My party was a quiet affair. People said nice things. The Director-General, Sir Michael Hanley, made a pretty speech, and I received the customary cards with their handwritten farewell messages. Lord Clanmorris, the great MI5 agent runner, wrote that my departure was "a sad, sad, irreplaceable loss." He meant to the office. But the real loss was mine.
That night I slept in the flat on the top floor of the Gower Street offices, woken occasionally by the noise of trains arriving at Euston Station. Early the next morning I dressed, picked up my briefcase, empty for the first time, and walked down to the front door. I said goodbye to the policeman and stepped outside onto the street. My career was over. A sad, sad, irreplaceable loss.
It all began in 1949, on the kind of spring day that reminds you of winter. The rain drummed against the tin roof of the prefabricated laboratory at Great Baddow in Essex, where I was working as a Navy scientist attached to the Marconi Company. An oscilloscope throbbed in front of me like a headache. Scattered across the trestle table was a mass of scribbled calculations. It was not easy designing a radar system able to pick out a submarine periscope from amid the endless rolling wave clutter; I had been trying for years. The telephone rang. It was my father, Maurice Wright, the Marconi Engineer in Chief.
"Freddie Brundrett wants to see us," he said.

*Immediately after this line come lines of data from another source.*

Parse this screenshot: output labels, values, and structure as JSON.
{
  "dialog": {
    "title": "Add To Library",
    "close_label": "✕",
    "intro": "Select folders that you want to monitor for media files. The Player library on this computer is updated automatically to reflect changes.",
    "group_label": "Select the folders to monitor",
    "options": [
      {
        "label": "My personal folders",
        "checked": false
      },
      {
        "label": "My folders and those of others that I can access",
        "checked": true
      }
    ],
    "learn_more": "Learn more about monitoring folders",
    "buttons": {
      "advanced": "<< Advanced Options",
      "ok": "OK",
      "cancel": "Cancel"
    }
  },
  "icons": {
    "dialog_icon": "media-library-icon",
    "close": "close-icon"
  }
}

That was nothing new. Brundrett had been Chief of the Royal Naval Scientific Service and was now Chief Scientist of the Ministry of Defense; he had been taking a personal interest of late in the progress of the project. A decision was needed soon over whether to fund production of a prototype system. It would be expensive. Postwar defense research was an endless battle against financial attrition, and I prepared myself for another ill-tempered skirmish.
I welcomed the chance of talking to Brundrett direct. He was an old family friend; both my father and I had worked for him in Admiralty Research during the war. Perhaps, I thought, there might be the chance of a new job.